Still, in an ideal world, we’d be talking about Walter Scott in regards to how the legal system can be economically crippling for Black men. Arrest records do not bode well during a job search. But dead men cannot work at all.

Tomorrow is not coming. Earth is hell and the idea of heaven is a hustle. The choices are a rock and a hard place. We can be asphyxiated by pessimism or continue to be heartbroken by misplaced optimism. Both are insufficient, reactionary and lead to a slow, painful demise.

What we are doing isn’t working. What we have asked for doesn’t provide a means for justice. Body cameras and bystander video don’t prevent police from brutalizing or killing Black people. It just provides crude footage of one’s final moments on earth. All of the consent decrees and Department of Justice reports do not prevent rogue officers from terrorizing us and making the most minor incidents punishable by the maximum penalty of death. And in the rare case that a police officer be tried by a jury of his or her peers for shooting an unarmed Black man or woman, none of what we’ve asked for prevents a jury that walks into a deliberation room and refuses to believe their lying eyes over the discredited word of a lying cop.

Tomorrow is not coming. The pretense of protection we have under Obama’s America, the America that gave us Walter Scott, will all but evaporate under president-elect Trump. Though Slager is likely to still face a federal trial in Scott’s death, police are already gearing up for more leeway in the coming “law and order” era.

“It makes a difference knowing you’re not going to have the (U.S.) Department of Justice breathing down your neck and watching everything you do as a police officer or as an agency,” Las Vegas Metropolitan Police Department Sheriff Doug Lombardo said following the election. “I think it has a direct effect whether officers are proactive or not.”
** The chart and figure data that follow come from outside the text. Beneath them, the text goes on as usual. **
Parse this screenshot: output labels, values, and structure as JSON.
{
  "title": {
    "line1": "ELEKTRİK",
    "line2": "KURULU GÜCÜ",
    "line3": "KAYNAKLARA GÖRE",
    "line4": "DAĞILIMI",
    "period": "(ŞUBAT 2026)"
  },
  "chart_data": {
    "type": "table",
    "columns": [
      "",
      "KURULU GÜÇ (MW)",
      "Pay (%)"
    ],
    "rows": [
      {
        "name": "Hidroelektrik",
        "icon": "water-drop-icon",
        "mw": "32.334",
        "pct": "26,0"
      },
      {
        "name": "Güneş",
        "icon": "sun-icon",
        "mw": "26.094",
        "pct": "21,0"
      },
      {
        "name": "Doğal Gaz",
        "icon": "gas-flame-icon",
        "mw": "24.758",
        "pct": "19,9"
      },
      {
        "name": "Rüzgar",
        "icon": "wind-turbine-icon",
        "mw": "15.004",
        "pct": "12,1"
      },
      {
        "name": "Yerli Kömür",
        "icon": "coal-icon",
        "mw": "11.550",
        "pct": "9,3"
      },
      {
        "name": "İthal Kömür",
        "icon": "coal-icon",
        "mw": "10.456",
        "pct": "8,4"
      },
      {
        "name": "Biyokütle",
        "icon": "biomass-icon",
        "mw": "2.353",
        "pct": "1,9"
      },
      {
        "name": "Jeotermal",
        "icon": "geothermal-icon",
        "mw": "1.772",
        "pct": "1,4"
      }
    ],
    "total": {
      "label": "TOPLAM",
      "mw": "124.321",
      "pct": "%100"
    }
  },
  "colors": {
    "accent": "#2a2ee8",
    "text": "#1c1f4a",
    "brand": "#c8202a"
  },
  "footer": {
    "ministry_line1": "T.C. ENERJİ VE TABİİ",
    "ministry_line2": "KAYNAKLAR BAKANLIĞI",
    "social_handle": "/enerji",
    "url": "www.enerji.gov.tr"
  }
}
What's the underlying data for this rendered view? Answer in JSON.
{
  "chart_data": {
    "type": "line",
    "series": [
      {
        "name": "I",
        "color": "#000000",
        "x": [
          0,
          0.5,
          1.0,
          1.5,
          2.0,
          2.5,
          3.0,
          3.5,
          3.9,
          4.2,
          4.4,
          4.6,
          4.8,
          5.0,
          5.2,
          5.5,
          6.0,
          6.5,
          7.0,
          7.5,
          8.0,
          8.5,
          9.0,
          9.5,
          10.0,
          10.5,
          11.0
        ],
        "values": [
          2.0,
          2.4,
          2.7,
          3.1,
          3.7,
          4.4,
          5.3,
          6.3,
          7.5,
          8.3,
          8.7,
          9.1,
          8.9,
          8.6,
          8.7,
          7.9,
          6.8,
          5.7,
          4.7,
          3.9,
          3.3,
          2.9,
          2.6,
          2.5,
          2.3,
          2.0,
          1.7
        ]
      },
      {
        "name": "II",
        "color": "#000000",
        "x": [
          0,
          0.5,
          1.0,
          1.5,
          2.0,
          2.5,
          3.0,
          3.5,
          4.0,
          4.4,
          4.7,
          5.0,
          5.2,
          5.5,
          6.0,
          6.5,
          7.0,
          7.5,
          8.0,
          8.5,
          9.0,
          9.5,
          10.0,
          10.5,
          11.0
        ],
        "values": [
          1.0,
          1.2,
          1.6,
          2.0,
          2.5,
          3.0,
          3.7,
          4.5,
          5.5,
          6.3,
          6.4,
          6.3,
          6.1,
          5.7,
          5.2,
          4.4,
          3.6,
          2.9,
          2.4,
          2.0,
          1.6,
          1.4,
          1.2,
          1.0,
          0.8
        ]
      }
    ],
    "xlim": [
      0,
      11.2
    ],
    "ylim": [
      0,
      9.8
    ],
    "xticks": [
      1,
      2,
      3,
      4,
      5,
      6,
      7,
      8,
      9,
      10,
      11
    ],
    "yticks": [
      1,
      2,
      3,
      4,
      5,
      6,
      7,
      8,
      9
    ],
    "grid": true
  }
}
Tomorrow is not coming. For that, we should be angry. We are entitled to be angry. We should be angry for Walter Scott. Angry at a system that repeatedly denies us humanity and angry at anyone who pretends we are fully equal and human under the law.

I don’t pretend to know the solutions. As police continue to escape judicial accountability, the reality is there may not be a solution. Running and respectability haven’t saved our lives. There hasn’t been a victim perfect enough to receive justice in death.

To quote Walter Scott’s mother, “it’s not over.” But the way forward is a little more murky than it was a week ago. New solutions will come.

But on this day, we should all be angry at a tomorrow that’s not coming.